Article link: https://www.nytimes.com/2023/08/25/business/land-purchases-solano-county.html
There’s an adage that says: “Show me an idiot and I’ll find you a bigger idiot,” and that’s not a real saying because I just made it up. But if you look from right to left there are four of the “smartest” men in America who want to sell you a bridge. But if you believe in the modern Ur, turn your screen off, and you’ve found the biggest idiot looking back at you.
These hacky salesmen and wool-pullers have been trying to sell us new cities since the creation of the first cities. Our current cities are unaffordable, unwalkable, and unlivable, they say, so let’s build a new one, from scratch, where, this time, we’ll get it right. We’ll all win because there will be new jobs, a pedestrian utopia, and a density that can support a modern utopia.

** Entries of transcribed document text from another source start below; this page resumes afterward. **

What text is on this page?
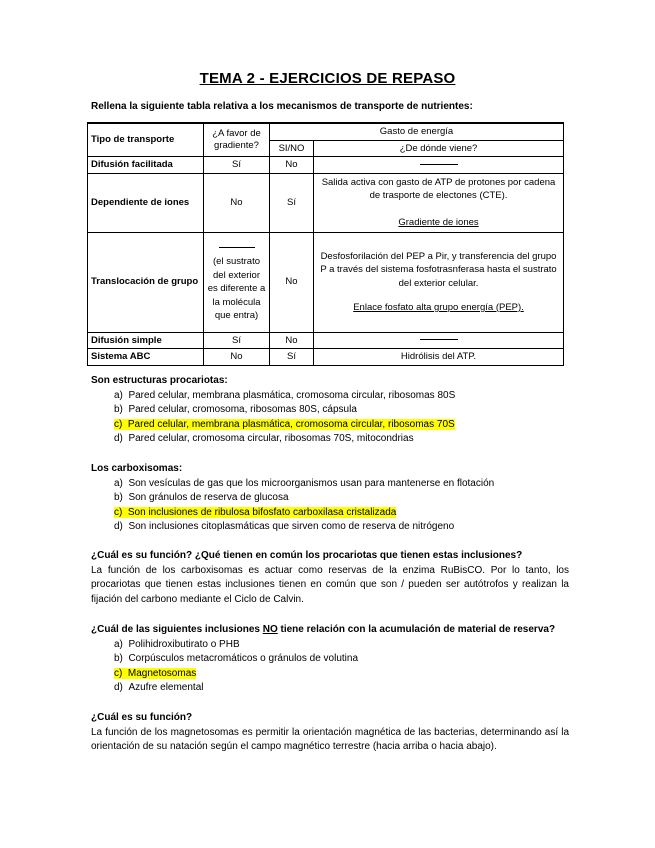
TEMA 2 - EJERCICIOS DE REPASO
Rellena la siguiente tabla relativa a los mecanismos de transporte de nutrientes:
Tipo de transporte	¿A favor de gradiente?	Gasto de energía	
		SI/NO	¿De dónde viene?
Difusión facilitada	Sí	No	
Dependiente de iones	No	Sí	Salida activa con gasto de ATP de protones por cadena de trasporte de electones (CTE).
Gradiente de iones

Translocación de grupo	(el sustrato del exterior es diferente a la molécula que entra)	No	Desfosforilación del PEP a Pir, y transferencia del grupo P a través del sistema fosfotrasnferasa hasta el sustrato del exterior celular.
Enlace fosfato alta grupo energía (PEP).

Difusión simple	Sí	No	
Sistema ABC	No	Sí	Hidrólisis del ATP.
Son estructuras procariotas:
a)  Pared celular, membrana plasmática, cromosoma circular, ribosomas 80S
b)  Pared celular, cromosoma, ribosomas 80S, cápsula
c)  Pared celular, membrana plasmática, cromosoma circular, ribosomas 70S
d)  Pared celular, cromosoma circular, ribosomas 70S, mitocondrias
Los carboxisomas:
a)  Son vesículas de gas que los microorganismos usan para mantenerse en flotación
b)  Son gránulos de reserva de glucosa
c)  Son inclusiones de ribulosa bifosfato carboxilasa cristalizada
d)  Son inclusiones citoplasmáticas que sirven como de reserva de nitrógeno
¿Cuál es su función? ¿Qué tienen en común los procariotas que tienen estas inclusiones?
La función de los carboxisomas es actuar como reservas de la enzima RuBisCO. Por lo tanto, los procariotas que tienen estas inclusiones tienen en común que son / pueden ser autótrofos y realizan la fijación del carbono mediante el Ciclo de Calvin.
¿Cuál de las siguientes inclusiones NO tiene relación con la acumulación de material de reserva?
a)  Polihidroxibutirato o PHB
b)  Corpúsculos metacromáticos o gránulos de volutina
c)  Magnetosomas
d)  Azufre elemental
¿Cuál es su función?
La función de los magnetosomas es permitir la orientación magnética de las bacterias, determinando así la orientación de su natación según el campo magnético terrestre (hacia arriba o hacia abajo).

If we can engineer this new transit-laden marvel, we can point to this new city as a modern blueprint, recreate it everywhere, and solve the housing crisis. Every inefficiency will be buffed out and every wrong, automatically righted. The problem, you see, is not that we have too much humanity—messiness and ambition and all—but not enough.

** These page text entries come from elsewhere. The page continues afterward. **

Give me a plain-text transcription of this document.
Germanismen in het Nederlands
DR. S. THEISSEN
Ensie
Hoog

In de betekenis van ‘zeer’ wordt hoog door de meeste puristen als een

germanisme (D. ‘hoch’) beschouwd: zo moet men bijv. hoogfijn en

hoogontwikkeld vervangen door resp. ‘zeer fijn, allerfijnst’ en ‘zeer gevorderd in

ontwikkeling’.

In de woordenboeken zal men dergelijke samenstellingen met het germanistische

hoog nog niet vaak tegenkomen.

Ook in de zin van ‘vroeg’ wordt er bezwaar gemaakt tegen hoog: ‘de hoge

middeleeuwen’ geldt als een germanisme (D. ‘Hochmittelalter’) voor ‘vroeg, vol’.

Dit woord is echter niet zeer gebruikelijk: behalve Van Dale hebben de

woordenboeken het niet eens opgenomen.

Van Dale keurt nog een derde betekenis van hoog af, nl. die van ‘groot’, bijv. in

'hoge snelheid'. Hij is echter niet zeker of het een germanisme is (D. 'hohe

In theory, we love the idea of starting over; that we can start over.1 Our current cities are only a few hundred years or even a few decades old, unlike the urs of yesturyear, which boast bones from before. So if building a new city worked then, why wouldn’t it work now? I think there’s both a spatial mismatch and a temporal one; our ambition doesn’t match the land available, and we’re all careening to an environmental death long before any of these new cities can be realized.
Some new city-building will be successful—but it’s wildly hard to predict based on traditional economic, social, cultural, and environmental indicators. It’s not that they don’t exist, but the complexity of a new city is just outrivaled by the intersection of unlimited and unpredictable interactions: each new person, business, bus, bike, and park, adds a new factor that can be “valued,” sure—but by who and for how much? I am unconvinced that we pour our resources and limited attention into what could amount to dozens of ghost cities, whose insurance payouts reach far greater limits than the economic output could ever reach. Would the “citymakers” know this? Is this idea a total Ponzi scheme?
We’ll see the most successful new cities outside the traditional, developed world. It’s a lot easier to develop a theory of urbanism when there really isn’t one to model it after, culturally. Yes, BRIC+ countries have access to the internet and no shortage of ambitious architects and finance ghoul cash; for every Lagos there’s a Pudong—for every Brasilia, Canberra, and Chandigarh, there’s an equally ambitious modernist who thinks that those planned places are successful because of their ideas and their ideas alone. There’s no such thing as a good Robert Moses or a non-toxic Le Corbusier. They’re necessary evils if you ascribe to either theory of urbanism—either the city is the economy or the city is for the economy. I have more questions for you to think about, and I’m happy to answer them in the comments.
If the land is so ready for a city—why hasn’t it been developed already?
Who decides who gets to live and work in this new city? Who are the Philosihpur Kings with the power to make and break lives?
If everyone stands to win—why not directly socialize all profits? Why do we still have winners and losers in a perfect society?
Why don’t we take all this energy and invest in the cities we already have?